Form 656 is where you state your proposed offer amount and select payment terms. The application must include a non-refundable application fee of $205 and an initial payment. However, taxpayers who meet low-income certification guidelines can request to have both the fee and initial payment waived.

Calculating the Minimum Offer Amount

The IRS determines an offer’s acceptability by calculating a taxpayer’s “Reasonable Collection Potential” (RCP), which serves as the baseline for a minimum offer. The RCP is derived from a formula using the financial data on Form 433-A or 433-B. The formula consists of two main parts: the net realizable equity in your assets and your future remaining income.

Net realizable equity in assets is the first component. For each asset you own, you must determine its quick sale value—the amount it could be sold for quickly. From this value, you subtract any outstanding loans or liens secured by that asset to find your equity.

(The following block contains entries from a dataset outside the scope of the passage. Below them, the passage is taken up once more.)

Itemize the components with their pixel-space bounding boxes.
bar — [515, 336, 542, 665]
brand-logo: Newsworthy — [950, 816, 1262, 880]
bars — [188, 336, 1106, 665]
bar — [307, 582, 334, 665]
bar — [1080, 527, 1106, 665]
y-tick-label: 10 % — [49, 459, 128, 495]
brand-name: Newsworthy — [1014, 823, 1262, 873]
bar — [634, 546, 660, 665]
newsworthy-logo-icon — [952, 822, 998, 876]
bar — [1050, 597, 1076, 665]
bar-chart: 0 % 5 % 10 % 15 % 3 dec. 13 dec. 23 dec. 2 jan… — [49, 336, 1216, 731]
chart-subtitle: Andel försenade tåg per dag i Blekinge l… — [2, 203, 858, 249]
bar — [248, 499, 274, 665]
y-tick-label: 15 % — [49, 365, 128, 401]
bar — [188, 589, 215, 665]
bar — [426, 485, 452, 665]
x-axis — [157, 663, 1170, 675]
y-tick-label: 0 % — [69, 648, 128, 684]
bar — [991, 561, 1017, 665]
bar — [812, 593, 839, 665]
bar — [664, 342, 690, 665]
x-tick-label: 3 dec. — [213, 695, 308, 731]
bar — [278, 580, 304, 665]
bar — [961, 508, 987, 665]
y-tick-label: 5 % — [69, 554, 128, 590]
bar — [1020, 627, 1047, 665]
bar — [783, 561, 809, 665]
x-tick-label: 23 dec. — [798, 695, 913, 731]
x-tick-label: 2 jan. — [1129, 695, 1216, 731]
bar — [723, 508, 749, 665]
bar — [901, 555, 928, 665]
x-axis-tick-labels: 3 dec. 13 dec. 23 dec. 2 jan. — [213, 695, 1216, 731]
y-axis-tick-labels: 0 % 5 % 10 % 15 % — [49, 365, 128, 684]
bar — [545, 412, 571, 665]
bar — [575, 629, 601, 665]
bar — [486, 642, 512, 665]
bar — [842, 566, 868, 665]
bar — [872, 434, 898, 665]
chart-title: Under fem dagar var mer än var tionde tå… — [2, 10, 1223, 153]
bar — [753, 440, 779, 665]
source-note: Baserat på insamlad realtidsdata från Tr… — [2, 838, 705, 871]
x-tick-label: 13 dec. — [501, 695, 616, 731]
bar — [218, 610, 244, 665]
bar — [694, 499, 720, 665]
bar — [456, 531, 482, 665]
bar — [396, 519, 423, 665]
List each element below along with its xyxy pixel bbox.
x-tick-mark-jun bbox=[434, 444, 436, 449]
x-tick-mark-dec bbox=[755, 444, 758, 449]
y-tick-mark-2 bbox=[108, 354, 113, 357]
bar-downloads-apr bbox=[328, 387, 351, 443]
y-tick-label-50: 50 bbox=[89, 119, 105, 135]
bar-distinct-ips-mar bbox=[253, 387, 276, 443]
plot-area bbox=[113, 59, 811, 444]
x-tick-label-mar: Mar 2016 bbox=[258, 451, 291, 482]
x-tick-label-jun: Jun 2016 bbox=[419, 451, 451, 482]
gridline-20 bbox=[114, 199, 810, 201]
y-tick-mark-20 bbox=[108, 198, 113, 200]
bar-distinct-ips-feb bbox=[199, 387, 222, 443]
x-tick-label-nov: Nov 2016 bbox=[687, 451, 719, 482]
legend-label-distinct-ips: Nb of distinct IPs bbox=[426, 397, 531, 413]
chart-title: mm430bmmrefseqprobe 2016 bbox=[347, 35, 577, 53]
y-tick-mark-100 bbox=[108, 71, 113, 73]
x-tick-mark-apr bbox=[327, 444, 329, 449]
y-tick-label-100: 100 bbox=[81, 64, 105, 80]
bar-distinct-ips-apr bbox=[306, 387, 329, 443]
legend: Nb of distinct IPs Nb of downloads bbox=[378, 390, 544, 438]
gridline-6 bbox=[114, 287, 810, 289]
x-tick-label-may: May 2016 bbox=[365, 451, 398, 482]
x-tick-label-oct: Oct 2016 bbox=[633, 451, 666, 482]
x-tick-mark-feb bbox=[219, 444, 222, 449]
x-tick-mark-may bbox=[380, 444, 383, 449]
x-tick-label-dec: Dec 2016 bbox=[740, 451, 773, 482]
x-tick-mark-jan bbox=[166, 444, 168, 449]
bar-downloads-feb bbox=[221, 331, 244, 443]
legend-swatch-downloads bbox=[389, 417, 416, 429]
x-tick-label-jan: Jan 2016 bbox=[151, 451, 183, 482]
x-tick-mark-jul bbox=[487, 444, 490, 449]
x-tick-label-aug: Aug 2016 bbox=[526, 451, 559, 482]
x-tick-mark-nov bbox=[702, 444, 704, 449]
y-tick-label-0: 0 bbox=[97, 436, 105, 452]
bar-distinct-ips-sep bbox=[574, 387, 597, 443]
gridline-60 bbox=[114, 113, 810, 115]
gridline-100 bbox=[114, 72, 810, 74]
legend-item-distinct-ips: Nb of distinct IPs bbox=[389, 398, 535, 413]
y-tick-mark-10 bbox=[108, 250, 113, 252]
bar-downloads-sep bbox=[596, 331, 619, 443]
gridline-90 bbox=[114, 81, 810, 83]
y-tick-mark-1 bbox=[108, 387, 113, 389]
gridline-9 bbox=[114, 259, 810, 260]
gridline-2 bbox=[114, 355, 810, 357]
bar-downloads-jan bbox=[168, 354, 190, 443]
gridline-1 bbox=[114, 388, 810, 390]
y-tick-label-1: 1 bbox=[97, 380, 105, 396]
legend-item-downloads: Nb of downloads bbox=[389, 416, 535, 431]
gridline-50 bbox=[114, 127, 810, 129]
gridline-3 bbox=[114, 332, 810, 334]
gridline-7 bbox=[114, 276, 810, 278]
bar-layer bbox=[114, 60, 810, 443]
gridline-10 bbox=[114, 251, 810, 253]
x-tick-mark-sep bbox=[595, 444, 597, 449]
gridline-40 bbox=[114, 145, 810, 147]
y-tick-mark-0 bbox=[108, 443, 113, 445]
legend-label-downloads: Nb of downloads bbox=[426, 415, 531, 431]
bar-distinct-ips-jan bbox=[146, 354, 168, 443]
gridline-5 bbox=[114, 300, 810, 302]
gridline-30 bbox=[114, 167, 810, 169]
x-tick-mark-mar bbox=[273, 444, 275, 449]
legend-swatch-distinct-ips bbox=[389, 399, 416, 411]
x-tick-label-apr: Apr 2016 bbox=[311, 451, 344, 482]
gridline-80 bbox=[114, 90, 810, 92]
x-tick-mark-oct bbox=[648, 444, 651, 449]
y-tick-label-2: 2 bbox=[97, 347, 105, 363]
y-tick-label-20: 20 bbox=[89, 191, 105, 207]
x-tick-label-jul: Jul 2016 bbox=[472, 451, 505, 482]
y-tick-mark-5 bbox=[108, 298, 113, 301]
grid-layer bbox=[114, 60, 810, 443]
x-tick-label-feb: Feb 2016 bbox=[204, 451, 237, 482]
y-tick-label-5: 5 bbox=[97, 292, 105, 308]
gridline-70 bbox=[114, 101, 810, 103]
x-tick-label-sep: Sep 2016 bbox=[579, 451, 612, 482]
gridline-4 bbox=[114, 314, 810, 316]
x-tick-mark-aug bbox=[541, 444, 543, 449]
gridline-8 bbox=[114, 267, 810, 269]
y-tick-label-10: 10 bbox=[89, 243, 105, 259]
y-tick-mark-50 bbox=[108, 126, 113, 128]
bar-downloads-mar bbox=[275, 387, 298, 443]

The second component is your future remaining income. This is calculated by taking your gross monthly income and subtracting the allowable monthly living expenses as determined by IRS standards. The resulting disposable monthly income is then multiplied by a specific number of months.

The standard multipliers are 12 for a lump-sum payment plan (paid in five or fewer installments) and 24 for a periodic payment plan (paid over six to 24 months). The sum of your net equity and future remaining income establishes the minimum offer amount. An offer below this RCP is unlikely to be accepted without a compelling argument for special circumstances.

The OIC Submission and Review Process

The complete submission must include the signed Form 656, the completed Form 433-A or 433-B with all supporting financial documents, the application fee, and the initial offer payment. The mailing address for the application is specified in the instructions for Form 656-B.

After the IRS receives the application, it will apply the fee and initial payment to your tax debt. These amounts are not refundable, even if the offer is rejected. You will then receive a letter from the IRS confirming receipt and notifying you that your case has been assigned to an OIC examiner.

The OIC examiner’s job is to verify all the financial information you provided. They will review bank statements, pay stubs, and other documentation to ensure accuracy. The examiner may contact you or your representative with questions or to request additional information, and this review process can take several months.

If the IRS does not make a determination on the offer within two years of the date they receive it, the offer is automatically accepted. This two-year period does not include any time the case is under appeal.

Upon completion of the review, the examiner will recommend acceptance, rejection, or a return of the offer. If accepted, you will receive a letter detailing the terms and must comply with all conditions, including making all payments and remaining current on tax obligations for five years.

If the offer is rejected, the IRS will provide an explanation and inform you of your right to appeal the decision by filing Form 13711 within 30 days. An offer may be returned if it is deemed unprocessable, for instance, if you file for bankruptcy after submission.